The Guardian reports that David Cameron will urge EU members to act urgently to put more "meat" on the outlines of the deal agreed last week, but has refused to offer any direct assistance, although the BBC's Political Editor Nick Robinson reports that Britain is standing by to give more money to the IMF so that it can, in turn, lend more money to struggling Eurozone countries.[21]
French president Sarkozy recently offered a vision of a united Europe in which smaller countries obey bigger ones.[22]
EU commissioner Barroso proposed strong bureaucratic control over the budgets of EU nations, further removing them from voters.[23]

Conclusion

In both the United States and Europe, the worst of the economic crisis is yet to come. Though there exists in the United States a revitalized states' rights movement, the libertarian effort seems wholly engaged in winning the philosophical debate. If it fails to stem the rising tide of statism, one might consider whether the United States isn't too big and homogenized to succeed.
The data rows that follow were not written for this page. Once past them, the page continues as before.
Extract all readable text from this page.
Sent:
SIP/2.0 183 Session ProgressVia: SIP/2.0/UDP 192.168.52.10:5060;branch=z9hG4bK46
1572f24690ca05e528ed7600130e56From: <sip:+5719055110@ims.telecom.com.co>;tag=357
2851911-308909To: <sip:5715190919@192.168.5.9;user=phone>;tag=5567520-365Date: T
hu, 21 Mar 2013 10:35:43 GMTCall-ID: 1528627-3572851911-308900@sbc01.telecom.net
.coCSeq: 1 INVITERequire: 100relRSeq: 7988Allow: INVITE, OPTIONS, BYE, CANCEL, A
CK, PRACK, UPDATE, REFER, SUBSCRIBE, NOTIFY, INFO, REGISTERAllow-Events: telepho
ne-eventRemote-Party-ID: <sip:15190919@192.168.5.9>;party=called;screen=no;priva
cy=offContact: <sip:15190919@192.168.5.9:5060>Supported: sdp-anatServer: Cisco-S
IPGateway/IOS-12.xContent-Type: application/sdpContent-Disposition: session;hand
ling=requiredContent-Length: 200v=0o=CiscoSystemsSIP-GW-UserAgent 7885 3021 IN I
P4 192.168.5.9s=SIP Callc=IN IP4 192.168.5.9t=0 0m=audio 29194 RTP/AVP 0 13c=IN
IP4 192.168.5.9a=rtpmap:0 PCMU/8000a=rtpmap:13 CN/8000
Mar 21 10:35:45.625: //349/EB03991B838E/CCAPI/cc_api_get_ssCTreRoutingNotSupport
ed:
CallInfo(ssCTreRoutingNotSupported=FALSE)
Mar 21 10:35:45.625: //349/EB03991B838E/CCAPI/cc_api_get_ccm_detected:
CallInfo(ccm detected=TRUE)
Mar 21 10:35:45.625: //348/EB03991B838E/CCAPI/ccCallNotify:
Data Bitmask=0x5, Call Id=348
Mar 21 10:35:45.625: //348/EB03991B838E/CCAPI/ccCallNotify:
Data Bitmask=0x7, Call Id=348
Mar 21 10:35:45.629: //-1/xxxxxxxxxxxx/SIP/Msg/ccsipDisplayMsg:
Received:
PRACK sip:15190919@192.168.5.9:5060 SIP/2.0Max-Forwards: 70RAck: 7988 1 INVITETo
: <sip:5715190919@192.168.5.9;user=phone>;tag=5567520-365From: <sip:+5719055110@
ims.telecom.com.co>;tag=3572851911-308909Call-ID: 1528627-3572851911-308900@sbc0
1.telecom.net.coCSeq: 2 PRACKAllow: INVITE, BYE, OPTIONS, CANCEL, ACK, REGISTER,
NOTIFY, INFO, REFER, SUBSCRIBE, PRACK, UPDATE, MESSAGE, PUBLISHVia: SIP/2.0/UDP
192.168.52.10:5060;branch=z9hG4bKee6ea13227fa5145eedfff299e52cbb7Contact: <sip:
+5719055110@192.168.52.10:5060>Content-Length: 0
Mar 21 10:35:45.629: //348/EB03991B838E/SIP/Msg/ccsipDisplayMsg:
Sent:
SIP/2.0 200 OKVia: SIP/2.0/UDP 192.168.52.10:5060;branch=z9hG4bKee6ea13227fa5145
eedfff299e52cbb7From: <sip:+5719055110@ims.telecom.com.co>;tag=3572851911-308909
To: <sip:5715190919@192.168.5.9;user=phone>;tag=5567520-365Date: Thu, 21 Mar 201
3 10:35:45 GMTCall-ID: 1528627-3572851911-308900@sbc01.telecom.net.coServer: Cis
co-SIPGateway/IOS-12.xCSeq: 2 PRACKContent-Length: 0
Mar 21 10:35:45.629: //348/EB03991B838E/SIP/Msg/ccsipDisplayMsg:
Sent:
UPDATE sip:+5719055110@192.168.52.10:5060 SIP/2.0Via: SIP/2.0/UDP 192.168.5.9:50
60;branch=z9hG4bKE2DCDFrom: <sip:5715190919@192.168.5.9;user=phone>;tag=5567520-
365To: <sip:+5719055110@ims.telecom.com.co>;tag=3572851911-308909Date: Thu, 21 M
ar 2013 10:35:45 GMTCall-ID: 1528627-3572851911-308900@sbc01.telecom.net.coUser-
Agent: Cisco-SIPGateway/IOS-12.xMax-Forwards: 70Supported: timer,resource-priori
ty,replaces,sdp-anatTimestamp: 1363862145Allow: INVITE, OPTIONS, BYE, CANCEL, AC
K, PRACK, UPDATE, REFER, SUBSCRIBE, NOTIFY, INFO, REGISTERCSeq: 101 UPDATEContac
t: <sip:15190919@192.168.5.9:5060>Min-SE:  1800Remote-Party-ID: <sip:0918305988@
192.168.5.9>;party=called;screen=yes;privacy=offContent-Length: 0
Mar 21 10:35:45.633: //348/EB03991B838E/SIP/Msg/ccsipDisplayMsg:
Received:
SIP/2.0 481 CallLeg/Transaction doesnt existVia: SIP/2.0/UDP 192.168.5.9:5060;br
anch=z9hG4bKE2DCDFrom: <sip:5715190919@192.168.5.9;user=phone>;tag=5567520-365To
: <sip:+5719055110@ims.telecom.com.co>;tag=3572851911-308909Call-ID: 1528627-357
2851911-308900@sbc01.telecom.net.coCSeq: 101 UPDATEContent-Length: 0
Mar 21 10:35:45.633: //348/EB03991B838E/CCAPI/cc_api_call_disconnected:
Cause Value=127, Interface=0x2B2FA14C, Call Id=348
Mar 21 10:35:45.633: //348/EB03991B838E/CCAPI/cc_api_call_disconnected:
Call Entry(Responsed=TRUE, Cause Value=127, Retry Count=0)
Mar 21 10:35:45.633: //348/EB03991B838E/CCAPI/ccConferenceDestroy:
Given the abundance of beneficiaries of taxpayer largess (more than one out of six Americans is employed directly by government[24]), prospects may seem bleak. I always find reassurance, however, in the government's ability to reveal its monumental incompetence. Even the Soviet Union, where everybody was employed by the state, collapsed and reformed for the better when people no longer believed its myth.
In Europe, on the other hand, salvation may very well lie in preserving regional identity and autonomy, which forces the consequences of socialism to be felt much more quickly and causes even statists to question wealth-redistribution schemes.
Of course, each libertarian movement should learn from others. The lesson from Europe seems clear: preserve local identity, local culture, and local allegiance.